Volume 92, Issue 17
Thursday, October 1, 1998
|ARTS AND ENTERTAINMENT
A spoonful of Big Sugar keeps Gordie wired
Photo by Andrew MacNaugtan
I DIDN'T KNOW EDDY GRANT WAS IN BIG SUGAR. But they'll all be playing together as Big Sugar at the Wave tonight.
By Christina Vardanis
Twenty four shows in 28 days. That means Canadian rockers Big Sugar spent 86 per cent of September performing their high intensity, blow your hair back shows. For lead vocalist and guitar maniac Gordie Johnson, that kind of energy is possible because of one reason.
"You've gotta love rock and roll above all," Johnson says. "When you've made that commitment everything else just kind of falls into place."
When Johnson recalls the first sparks of his romance with rock and roll, he is brought back to his childhood when outlets for creativity were encouraged within regular parental limits.
"Before I ever discovered there was a thing called rock and roll I loved to colour. I'd draw rude things into the picture and occasionally get in trouble," Johnson remembers. "But when I heard an electric guitar for the first time it ruined everything. I was like 'this is it. I don't need school, I've got this figured out already which of course went over really well with the family."
From lewd doodles to international rock icon well, maybe not so fast. Johnson's first gig resembled an Adam Sandler character more than a local pub show. "My first gig was playing an Italian wedding," Johnson explains, adding nostalgically, "we played every kind of polka."
He recognizes the past as a learning experience. "If nothing else [the wedding gigs] gave me a really strong work ethic," he says. "It's not about whether I feel like doing this tonight, it's what I do for a living. People are depending on me to play music. And it was always funny to see which uncle spilled something on the bride."

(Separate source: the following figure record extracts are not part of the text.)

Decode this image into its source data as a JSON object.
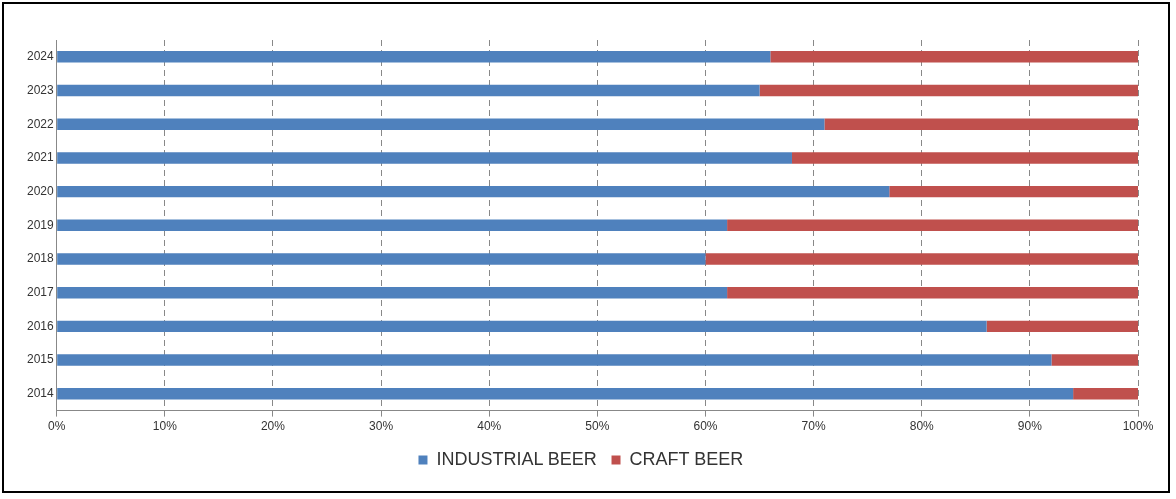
{
  "chart_data": {
    "type": "bar",
    "orientation": "horizontal",
    "stacked": true,
    "categories": [
      "2024",
      "2023",
      "2022",
      "2021",
      "2020",
      "2019",
      "2018",
      "2017",
      "2016",
      "2015",
      "2014"
    ],
    "series": [
      {
        "name": "INDUSTRIAL BEER",
        "color": "#4f81bd",
        "values": [
          66,
          65,
          71,
          68,
          77,
          62,
          60,
          62,
          86,
          92,
          94
        ]
      },
      {
        "name": "CRAFT BEER",
        "color": "#c0504d",
        "values": [
          34,
          35,
          29,
          32,
          23,
          38,
          40,
          38,
          14,
          8,
          6
        ]
      }
    ],
    "xlim": [
      0,
      100
    ],
    "xticks": [
      {
        "value": 0,
        "label": "0%"
      },
      {
        "value": 10,
        "label": "10%"
      },
      {
        "value": 20,
        "label": "20%"
      },
      {
        "value": 30,
        "label": "30%"
      },
      {
        "value": 40,
        "label": "40%"
      },
      {
        "value": 50,
        "label": "50%"
      },
      {
        "value": 60,
        "label": "60%"
      },
      {
        "value": 70,
        "label": "70%"
      },
      {
        "value": 80,
        "label": "80%"
      },
      {
        "value": 90,
        "label": "90%"
      },
      {
        "value": 100,
        "label": "100%"
      }
    ],
    "grid": "x",
    "legend": "bottom"
  }
}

Johnson's responsibilities lay far beyond just playing music. He continued his producing duties on the band's latest release, Heated and insists there is minimal conflict in wearing both performance and administrative hats. "You have to forget one for the other," he explains.
"When you're playing guitar you have to be able to shake your hair, get sweaty and let your adrenaline take over. And then you have to go back and listen to it analytically.
"But I'm a Gemini," Johnson jokes. "So it's easy for me to go from my left personality to my right."
Duality seems to accompany Johnson in all walks of life. When on stage, kicking out a combination of blues, reggae and classic rock, Johnson embodies the image of a true rock star with a dynamic personality and strong, almost intimidating presence. When talking about where Big Sugar is headed, he is extremely soft spoken and gentle, yet still passionate.
"In a time when I lived in the rural west, you'd see these farmers that would mutter about ten words a day, speak real softly, but at night they'd drink a gallon of whiskey and drive 130 miles an hour," Johnson says. "I have my screamin' and sweatin' outlet every night. I don't have to carry that over to my daytime."
Big Sugar will overwhelm fans tonight at the Wave as a powerful kick-off to weekend Homecoming events. As long as their desire runs high, Johnson predicts the band will be heating up stages everywhere for years to come. "I have no other plans for the future. This is me. This is what I do. This is what I'll be doing, success or not. I love what I do. If you have that, you can endure anything."